The Great North Road
by [?]

The fire was a good blaze before he entered, limping dismally into the kitchen. ‘Nance,’ said he, ‘I be all knotted up with the rheumatics; will you rub me a bit?’ She came and rubbed him where and how he bade her. ‘This is a cruel thing that old age should be rheumaticky,’ said he. ‘When I was young I stood my turn of the teethache like a man! for why? because it couldn’t last for ever; but these rheumatics come to live and die with you. Your aunt was took before the time came; never had an ache to mention. Now I lie all night in my single bed and the blood never warms in me; this knee of mine it seems like lighted up with rheumatics; it seems as though you could see to sew by it; and all the strings of my old body ache, as if devils was pulling ’em. Thank you kindly; that’s someways easier now, but an old man, my dear, has little to look for; it’s pain, pain, pain to the end of the business, and I’ll never be rightly warm again till I get under the sod,’ he said, and looked down at her with a face so aged and weary that she had nearly wept.

‘I lay awake all night,’ he continued; ‘I do so mostly, and a long walk kills me.
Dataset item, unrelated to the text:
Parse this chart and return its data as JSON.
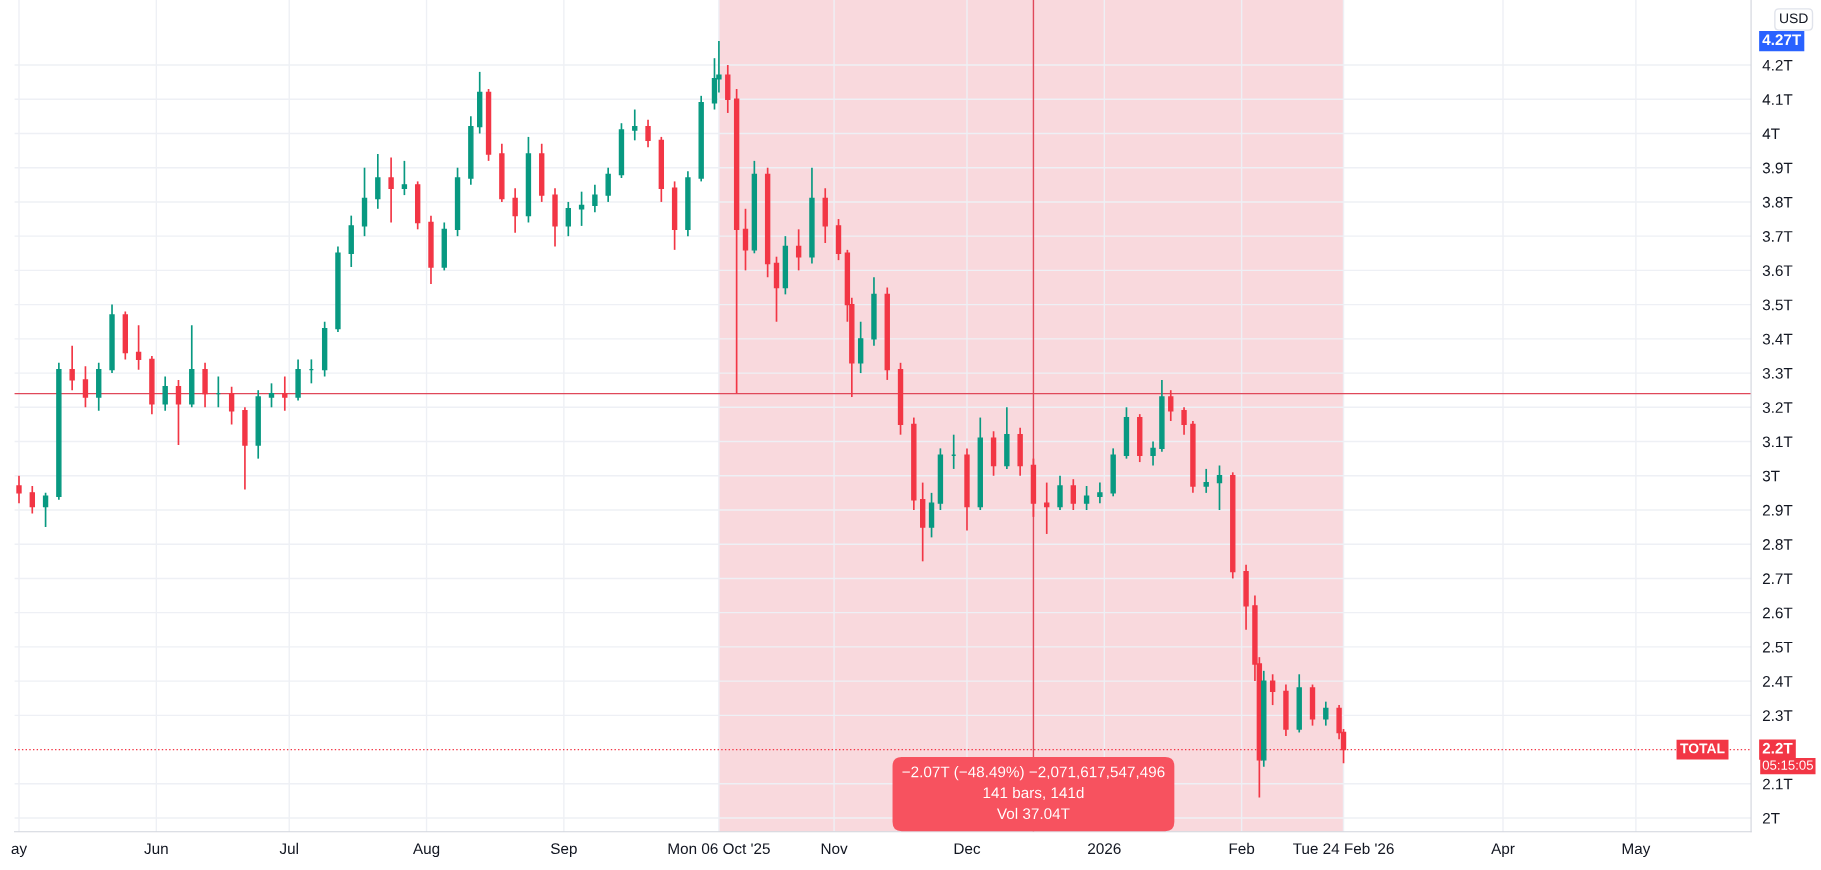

Eh, deary me, to think that life should run to such a puddle! And I remember long syne when I was strong, and the blood all hot and good about me, and I loved to run, too–deary me, to run! Well, that’s all by. You’d better pray to be took early, Nance, and not live on till you get to be like me, and are robbed in your grey old age, your cold, shivering, dark old age, that’s like a winter’s morning’; and he bitterly shuddered, spreading his hands before the fire.

‘Come now,’ said Nance, ‘the more you say the less you’ll like it, Uncle Jonathan; but if I were you I would be proud for to have lived all your days honest and beloved, and come near the end with your good name: isn’t that a fine thing to be proud of? Mr. Archer was telling me in some strange land they used to run races each with a lighted candle, and the art was to keep the candle burning. Well, now, I thought that was like life: a man’s good conscience is the flame he gets to carry, and if he comes to the winning-post with that still burning, why, take it how you will, the man’s a hero–even if he was low-born like you and me.’

‘Did Mr. Archer tell you that?’ asked Jonathan.

‘No, dear,’ said she, ‘that’s my own thought about it. He told me of the race. But see, now,’ she continued, putting on the porridge, ‘you say old age is a hard season, but so is youth. You’re half out of the battle, I would say; you loved my aunt and got her, and buried her, and some of these days soon you’ll go to meet her; and take her my love and tell her I tried to take good care of you; for so I do, Uncle Jonathan.’

Jonathan struck with his fist upon the settle. ‘D’ ye think I want to die, ye vixen?’ he shouted. ‘I want to live ten hundred years.’

This was a mystery beyond Nance’s penetration, and she stared in wonder as she made the porridge.

‘I want to live,’ he continued, ‘I want to live and to grow rich. I want to drive my carriage and to dice in hells and see the ring, I do. Is this a life that I lived? I want to be a rake, d’ ye understand? I want to know what things are like. I don’t want to die like a blind kitten, and me seventy-six.’